The 1 year anniversary of this blog recently came and went in unspectacular fashion. As I read back over my first few posts, I realise how far I have come in such a short time.
Back then, the sole focus was women, how I could get with more of them, more quickly, and of better quality. I was in the midst of a slew of online dates, “putting in my time in the trenches” as I like to call it. I wasn’t deriving any great pleasure from it, the girls only being of slightly above average quality, but I knew it was necessary in order to gain the experience and the confidence I required to take me to the next level, and ultimately towards feeling good about myself.
As I write this post, it occurs to me that every idea, concept and notion that I read about – behave like this, say this, don’t say this, eye contact like this, etc – has just been completely internalised. I do all of these things as naturally as breathing, and although at some level of my brain the thought process of “don’t do that, do this instead” is still going on, it never surfaces into the conscious level of my awareness.
I’d come 90% of the way towards where I wanted to be a few months ago. Religious adherence to principles of self-improvement, whilst gaining more experience with women, combined with a methodical approach to optimising my health – resulting on embarking on self-administered Testosterone Replacement Therapy – got me most of the way there. And making the decision to commit to a top notch girl took me the last 10% of the way towards mental peace and contentment.
I am not sad to be waving goodbye to the part of my life that compelled me to approach and romantically pursue scores of women, whom ultimately I really wasn’t that bothered about, just because I knew that if I followed my usual lazy tendencies, I’d never become the man that I want to be. I am far happier when I am committed to a single person, the emotional closeness and sharing of experiences that come with it. The liberation of the requirement to chase tail around the streets in a distinctly less-than-alpha fashion is an added bonus.
It could never have just been any girl either. The fact that I was trying to keep her at arm’s length, and yet I still ended up going out with her shows that it happened for the most healthy of reasons. That she read my entire blog, including some slightly, er, colourful posts regarding her personally, and was ok with it all says a lot. She fulfils every requirement of a high value girl – as so recently articulated by LaidNYC with his Golden Seed (not that it matters what anyone other than me thinks anyway, but it’s a useful yardstick) – and understands me and accepts me for who I am.
Does this mean I have given up on everything I know, and am going to “beta down”? Far from it. The lessons I have learned over the last year stand me in the best possible stead for preserving a strong, healthy relationship. The extremely high standards I have for myself and the habits I have adopted ensure I will never let myself go, and indeed, they encourage my girlfriend to match them. And I fully intend to keep reading the select few manosphere blogs who I still feel offer genuine value, and a positive healthy outlook on life.
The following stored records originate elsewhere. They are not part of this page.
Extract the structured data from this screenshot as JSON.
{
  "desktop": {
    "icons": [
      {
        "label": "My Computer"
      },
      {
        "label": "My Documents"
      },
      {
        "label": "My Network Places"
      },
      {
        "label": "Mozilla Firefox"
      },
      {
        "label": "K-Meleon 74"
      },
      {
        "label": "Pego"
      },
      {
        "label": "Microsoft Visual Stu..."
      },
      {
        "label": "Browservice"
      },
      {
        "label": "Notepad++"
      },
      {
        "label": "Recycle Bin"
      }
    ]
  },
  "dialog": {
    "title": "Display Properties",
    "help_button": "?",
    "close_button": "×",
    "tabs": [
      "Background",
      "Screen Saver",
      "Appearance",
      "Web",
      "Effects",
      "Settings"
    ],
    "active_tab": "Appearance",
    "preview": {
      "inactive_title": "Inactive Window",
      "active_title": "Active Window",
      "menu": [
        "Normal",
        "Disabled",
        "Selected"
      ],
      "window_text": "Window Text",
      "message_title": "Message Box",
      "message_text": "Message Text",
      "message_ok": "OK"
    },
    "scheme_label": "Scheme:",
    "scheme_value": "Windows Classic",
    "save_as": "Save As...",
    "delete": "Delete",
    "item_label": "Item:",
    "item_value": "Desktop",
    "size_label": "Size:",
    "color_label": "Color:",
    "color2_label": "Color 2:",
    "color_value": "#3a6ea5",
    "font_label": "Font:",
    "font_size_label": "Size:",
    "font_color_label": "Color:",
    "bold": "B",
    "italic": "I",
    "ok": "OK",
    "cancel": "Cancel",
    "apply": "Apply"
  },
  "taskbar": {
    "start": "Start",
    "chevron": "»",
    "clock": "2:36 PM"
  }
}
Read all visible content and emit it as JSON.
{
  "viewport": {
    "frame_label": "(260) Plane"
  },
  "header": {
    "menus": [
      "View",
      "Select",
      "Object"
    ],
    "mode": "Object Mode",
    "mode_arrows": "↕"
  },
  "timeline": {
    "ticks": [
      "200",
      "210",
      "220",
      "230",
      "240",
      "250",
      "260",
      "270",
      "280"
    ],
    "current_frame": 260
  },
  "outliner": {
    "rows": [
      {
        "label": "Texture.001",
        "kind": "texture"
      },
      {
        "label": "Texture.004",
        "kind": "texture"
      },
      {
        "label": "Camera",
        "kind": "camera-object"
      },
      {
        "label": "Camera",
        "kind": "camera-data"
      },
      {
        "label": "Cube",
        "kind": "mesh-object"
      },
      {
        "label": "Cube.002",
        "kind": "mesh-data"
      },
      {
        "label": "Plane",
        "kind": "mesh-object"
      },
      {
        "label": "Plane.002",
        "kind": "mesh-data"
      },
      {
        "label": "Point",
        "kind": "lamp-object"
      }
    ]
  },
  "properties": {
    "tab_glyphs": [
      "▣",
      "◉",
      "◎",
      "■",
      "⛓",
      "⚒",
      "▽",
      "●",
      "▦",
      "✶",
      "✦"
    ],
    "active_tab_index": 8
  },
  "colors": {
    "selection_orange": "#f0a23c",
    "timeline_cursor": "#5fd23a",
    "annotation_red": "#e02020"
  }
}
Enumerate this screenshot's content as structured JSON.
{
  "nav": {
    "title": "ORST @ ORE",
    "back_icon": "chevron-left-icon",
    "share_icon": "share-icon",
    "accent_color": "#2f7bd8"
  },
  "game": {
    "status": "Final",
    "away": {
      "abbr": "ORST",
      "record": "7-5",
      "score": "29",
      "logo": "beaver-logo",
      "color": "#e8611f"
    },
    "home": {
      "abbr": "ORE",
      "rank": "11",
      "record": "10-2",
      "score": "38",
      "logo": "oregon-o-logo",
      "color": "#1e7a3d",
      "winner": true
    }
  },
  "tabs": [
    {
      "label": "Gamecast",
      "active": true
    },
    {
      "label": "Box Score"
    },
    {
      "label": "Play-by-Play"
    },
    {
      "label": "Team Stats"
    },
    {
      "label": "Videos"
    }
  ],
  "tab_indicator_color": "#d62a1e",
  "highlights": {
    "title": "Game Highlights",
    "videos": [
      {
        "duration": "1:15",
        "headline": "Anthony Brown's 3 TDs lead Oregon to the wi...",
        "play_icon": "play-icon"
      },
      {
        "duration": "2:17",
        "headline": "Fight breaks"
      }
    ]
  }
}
Roosh and Krauser need not apply.
So is this the end of life’s journey? Do I consider myself a complete person? No, of course not. This is merely the end of this chapter, the part where I devoted all my time and energies into reaching the objective of self-fulfillment and actualisation. There are many more journeys ahead, but finally freed of the shackled of angst and self-doubt, I’ll be free to pursue them without any distractions, bring the full force of my mind to bear on them uninhibited. It’s nice to finally feel like I’ve become the person I was always meant to be.
In terms of my blog, I’m struggling to find much motivation to write about things at the moment. I’m too busy devoting my mental energies to learning the stock market to make my plan of retirement a reality, and simply enjoying my life.
Good luck to all those of you still firmly on this part of your journey, striving to find inner peace, happiness, and acceptance of who you are at a deep level. Honestly, it’s well worth it when you get there.